Hi, I’m trying out MLJ to do decision tree regression where the inputs are categorical that are either string or ints. Below is the schema of the input (origin and destination are h3 hashes).
┌─────────────┬───────────────────┬────────────────────────────────────┐
│ names │ scitypes │ types │
├─────────────┼───────────────────┼────────────────────────────────────┤
│ dow │ OrderedFactor{7} │ CategoricalValue{Int64, UInt32} │
│ start_month │ OrderedFactor{2} │ CategoricalValue{Int64, UInt32} │
│ start_hour │ OrderedFactor{24} │ CategoricalValue{Int64, UInt32} │
│ origin │ Multiclass{8} │ CategoricalValue{String15, UInt32} │
│ destination │ Multiclass{7} │ CategoricalValue{String15, UInt32} │
└─────────────┴───────────────────┴────────────────────────────────────┘
but when I run evaluate on it evaluate(DecisionTreeRegressor(), X, y)

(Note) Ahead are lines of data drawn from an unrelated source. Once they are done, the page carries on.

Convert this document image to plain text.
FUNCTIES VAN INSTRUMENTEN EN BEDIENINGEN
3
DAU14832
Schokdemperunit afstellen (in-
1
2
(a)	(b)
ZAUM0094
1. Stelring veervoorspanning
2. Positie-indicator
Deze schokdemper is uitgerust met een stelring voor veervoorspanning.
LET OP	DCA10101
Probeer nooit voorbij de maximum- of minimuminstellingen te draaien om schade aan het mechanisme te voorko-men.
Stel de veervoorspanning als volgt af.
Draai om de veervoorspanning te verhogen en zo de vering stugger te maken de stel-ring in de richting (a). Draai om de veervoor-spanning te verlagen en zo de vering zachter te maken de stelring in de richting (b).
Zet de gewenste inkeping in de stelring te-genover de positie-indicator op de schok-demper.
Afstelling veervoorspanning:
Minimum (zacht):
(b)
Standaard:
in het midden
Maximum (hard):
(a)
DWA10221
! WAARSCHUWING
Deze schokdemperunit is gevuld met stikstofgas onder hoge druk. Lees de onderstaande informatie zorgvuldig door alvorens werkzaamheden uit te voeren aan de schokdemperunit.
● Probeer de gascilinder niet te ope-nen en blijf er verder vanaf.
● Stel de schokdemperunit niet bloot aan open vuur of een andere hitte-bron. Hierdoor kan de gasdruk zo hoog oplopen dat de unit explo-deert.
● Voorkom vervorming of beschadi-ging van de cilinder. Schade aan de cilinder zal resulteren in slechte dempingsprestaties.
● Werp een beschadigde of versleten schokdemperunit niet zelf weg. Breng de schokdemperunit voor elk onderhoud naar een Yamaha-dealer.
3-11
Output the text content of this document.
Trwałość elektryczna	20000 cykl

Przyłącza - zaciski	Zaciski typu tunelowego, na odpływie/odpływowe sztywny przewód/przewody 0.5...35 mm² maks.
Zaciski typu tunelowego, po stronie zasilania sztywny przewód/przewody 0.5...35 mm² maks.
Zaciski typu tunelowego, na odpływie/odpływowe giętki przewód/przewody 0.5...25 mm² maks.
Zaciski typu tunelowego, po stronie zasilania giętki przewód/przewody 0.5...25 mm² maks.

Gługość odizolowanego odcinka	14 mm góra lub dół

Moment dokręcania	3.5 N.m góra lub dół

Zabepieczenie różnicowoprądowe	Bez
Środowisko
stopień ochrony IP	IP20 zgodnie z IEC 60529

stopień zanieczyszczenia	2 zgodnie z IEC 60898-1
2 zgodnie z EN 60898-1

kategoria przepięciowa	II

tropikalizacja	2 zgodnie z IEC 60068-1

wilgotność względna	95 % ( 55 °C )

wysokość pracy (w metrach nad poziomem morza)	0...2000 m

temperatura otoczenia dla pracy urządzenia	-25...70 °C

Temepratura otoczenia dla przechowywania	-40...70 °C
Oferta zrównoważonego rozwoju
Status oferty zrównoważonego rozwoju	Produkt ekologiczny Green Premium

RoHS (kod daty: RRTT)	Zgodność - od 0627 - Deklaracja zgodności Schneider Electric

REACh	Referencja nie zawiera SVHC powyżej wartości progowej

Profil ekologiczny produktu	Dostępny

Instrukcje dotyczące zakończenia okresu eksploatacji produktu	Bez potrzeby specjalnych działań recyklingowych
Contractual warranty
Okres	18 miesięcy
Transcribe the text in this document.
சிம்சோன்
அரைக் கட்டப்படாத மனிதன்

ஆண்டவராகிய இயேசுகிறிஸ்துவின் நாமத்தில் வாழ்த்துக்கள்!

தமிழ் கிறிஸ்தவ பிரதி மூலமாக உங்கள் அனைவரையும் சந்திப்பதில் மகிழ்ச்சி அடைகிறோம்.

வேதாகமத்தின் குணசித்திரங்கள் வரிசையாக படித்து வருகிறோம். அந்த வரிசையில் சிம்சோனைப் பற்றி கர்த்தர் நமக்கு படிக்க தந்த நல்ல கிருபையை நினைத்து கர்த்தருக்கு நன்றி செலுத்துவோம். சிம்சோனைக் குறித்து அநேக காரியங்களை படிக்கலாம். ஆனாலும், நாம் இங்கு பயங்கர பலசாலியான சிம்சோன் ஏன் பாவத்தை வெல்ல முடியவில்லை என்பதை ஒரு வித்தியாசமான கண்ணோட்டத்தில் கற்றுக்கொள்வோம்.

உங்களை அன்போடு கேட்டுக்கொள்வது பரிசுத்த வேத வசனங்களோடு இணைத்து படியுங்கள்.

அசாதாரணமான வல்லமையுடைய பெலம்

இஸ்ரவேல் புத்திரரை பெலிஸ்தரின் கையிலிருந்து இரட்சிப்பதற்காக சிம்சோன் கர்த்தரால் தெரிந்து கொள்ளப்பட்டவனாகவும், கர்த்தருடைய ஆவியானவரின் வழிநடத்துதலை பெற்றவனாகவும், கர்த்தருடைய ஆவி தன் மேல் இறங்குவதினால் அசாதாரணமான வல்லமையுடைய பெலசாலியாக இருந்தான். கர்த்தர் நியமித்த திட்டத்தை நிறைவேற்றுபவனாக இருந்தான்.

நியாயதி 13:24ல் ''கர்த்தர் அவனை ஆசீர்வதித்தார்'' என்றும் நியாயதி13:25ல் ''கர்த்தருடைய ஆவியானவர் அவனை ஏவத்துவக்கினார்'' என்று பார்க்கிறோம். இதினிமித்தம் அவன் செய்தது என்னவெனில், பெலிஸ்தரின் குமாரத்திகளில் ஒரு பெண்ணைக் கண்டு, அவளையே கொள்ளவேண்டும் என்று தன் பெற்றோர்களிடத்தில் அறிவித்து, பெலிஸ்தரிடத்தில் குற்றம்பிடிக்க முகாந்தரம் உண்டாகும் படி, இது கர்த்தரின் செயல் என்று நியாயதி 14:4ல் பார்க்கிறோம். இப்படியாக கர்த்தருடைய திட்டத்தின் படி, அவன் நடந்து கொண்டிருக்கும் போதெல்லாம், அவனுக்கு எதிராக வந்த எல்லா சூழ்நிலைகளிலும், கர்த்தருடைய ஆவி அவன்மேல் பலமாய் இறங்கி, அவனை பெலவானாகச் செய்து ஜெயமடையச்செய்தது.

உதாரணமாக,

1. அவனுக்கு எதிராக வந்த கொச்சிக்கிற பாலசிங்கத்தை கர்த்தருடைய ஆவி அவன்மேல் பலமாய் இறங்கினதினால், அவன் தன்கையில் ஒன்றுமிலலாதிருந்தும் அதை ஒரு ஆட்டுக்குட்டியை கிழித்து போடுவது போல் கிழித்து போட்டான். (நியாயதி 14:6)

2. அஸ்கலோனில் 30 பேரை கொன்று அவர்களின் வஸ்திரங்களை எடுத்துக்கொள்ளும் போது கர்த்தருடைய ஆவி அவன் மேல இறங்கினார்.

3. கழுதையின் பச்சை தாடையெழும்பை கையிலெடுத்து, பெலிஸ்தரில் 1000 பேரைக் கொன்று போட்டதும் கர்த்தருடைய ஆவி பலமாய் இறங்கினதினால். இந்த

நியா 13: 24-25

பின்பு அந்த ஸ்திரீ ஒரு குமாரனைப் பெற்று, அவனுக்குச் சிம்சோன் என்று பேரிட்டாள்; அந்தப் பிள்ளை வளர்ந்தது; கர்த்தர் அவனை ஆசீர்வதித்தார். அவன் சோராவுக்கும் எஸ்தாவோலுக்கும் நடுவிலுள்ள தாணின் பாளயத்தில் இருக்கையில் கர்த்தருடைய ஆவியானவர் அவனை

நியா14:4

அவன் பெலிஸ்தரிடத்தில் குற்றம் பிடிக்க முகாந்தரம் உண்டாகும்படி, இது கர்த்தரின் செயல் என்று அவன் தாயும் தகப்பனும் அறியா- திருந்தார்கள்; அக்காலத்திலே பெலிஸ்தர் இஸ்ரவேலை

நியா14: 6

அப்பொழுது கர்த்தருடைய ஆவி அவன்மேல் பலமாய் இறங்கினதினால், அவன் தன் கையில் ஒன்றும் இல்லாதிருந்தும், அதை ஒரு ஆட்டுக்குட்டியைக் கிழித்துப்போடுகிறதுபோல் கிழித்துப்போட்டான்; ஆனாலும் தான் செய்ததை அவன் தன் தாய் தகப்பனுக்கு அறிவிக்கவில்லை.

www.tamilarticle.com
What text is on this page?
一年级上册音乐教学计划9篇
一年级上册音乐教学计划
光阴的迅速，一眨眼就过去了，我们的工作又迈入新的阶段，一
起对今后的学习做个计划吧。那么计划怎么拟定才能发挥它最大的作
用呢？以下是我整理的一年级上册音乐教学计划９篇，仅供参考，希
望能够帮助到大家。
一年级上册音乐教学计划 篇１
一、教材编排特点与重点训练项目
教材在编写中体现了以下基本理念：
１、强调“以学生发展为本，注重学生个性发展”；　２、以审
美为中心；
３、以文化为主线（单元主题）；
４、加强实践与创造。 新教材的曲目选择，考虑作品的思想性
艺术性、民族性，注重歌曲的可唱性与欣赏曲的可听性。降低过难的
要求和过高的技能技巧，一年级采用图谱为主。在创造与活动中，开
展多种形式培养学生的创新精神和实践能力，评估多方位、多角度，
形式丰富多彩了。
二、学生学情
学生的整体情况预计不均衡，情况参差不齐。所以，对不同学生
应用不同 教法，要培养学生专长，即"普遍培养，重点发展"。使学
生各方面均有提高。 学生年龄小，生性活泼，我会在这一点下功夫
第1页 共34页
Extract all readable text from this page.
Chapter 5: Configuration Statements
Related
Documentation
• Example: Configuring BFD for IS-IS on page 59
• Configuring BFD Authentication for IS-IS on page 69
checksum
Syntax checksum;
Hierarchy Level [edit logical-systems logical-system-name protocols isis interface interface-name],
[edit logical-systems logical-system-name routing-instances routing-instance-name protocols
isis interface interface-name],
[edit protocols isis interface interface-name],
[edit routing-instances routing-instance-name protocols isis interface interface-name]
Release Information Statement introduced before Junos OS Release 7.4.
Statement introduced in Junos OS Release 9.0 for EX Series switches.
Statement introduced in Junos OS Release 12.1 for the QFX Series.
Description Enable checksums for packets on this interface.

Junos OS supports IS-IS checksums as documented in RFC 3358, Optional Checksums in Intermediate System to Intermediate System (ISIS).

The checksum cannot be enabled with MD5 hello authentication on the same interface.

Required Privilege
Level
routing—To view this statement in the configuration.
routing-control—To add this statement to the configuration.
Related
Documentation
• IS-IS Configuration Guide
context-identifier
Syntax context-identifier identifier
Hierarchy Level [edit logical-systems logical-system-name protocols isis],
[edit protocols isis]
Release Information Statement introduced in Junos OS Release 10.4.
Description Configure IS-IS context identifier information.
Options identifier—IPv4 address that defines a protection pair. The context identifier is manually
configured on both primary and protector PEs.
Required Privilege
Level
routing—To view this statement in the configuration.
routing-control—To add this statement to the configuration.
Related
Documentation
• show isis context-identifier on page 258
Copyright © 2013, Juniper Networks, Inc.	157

I get the following error:
┌ Error: Problem fitting the machine machine(DecisionTreeRegressor(max_depth = 0, …), …).
└ @ MLJBase C:\Users\test\.julia\packages\MLJBase\fEiP2\src\machines.jl:682
[ Info: Running type checks...
[ Info: Type checks okay.
MethodError: Cannot `convert` an object of type
CategoricalArrays.CategoricalValue{Int64,UInt32{}} to an object of type
CategoricalArrays.CategoricalValue{Union{Int64, String15},UInt32{}}
Closest candidates are:
convert(::Type{T}, ::T) where T
@ Base Base.jl:64
(::Type{T})(::T) where T<:CategoricalArrays.CategoricalValue
@ CategoricalArrays C:\Users\test\.julia\packages\CategoricalArrays\0yLZN\src\value.jl:95
(::Type{CategoricalArrays.CategoricalValue{T, R}} where {T<:Union{AbstractChar, AbstractString, Number}, R<:Integer})(::Any, ::Any)
@ CategoricalArrays C:\Users\test\.julia\packages\CategoricalArrays\0yLZN\src\typedefs.jl:80
It seems that because I have columns that are strings and columns that are Ints, MLJ fuses them into Union{String,Int64}
but for some reason, CategoricalArrays.CategoricalValue{Int64, ...}
cannot be converted to CategoricalArrays.CategoricalValue{Union{Int64,String}, ...}
. In fact, I redid a minimal sample and confirmed the behavior:
julia> convert(CategoricalArrays.CategoricalValue{Union{String,Int64}, UInt32}, X.dow[1])
ERROR: MethodError: Cannot `convert` an object of type
CategoricalArrays.CategoricalValue{Int64,UInt32{}} to an object of type
CategoricalArrays.CategoricalValue{Union{Int64, String},UInt32{}}
Any advice on what should I be doing?
I’m using Julia 1.9.3 and MLJ is version v0.20.1.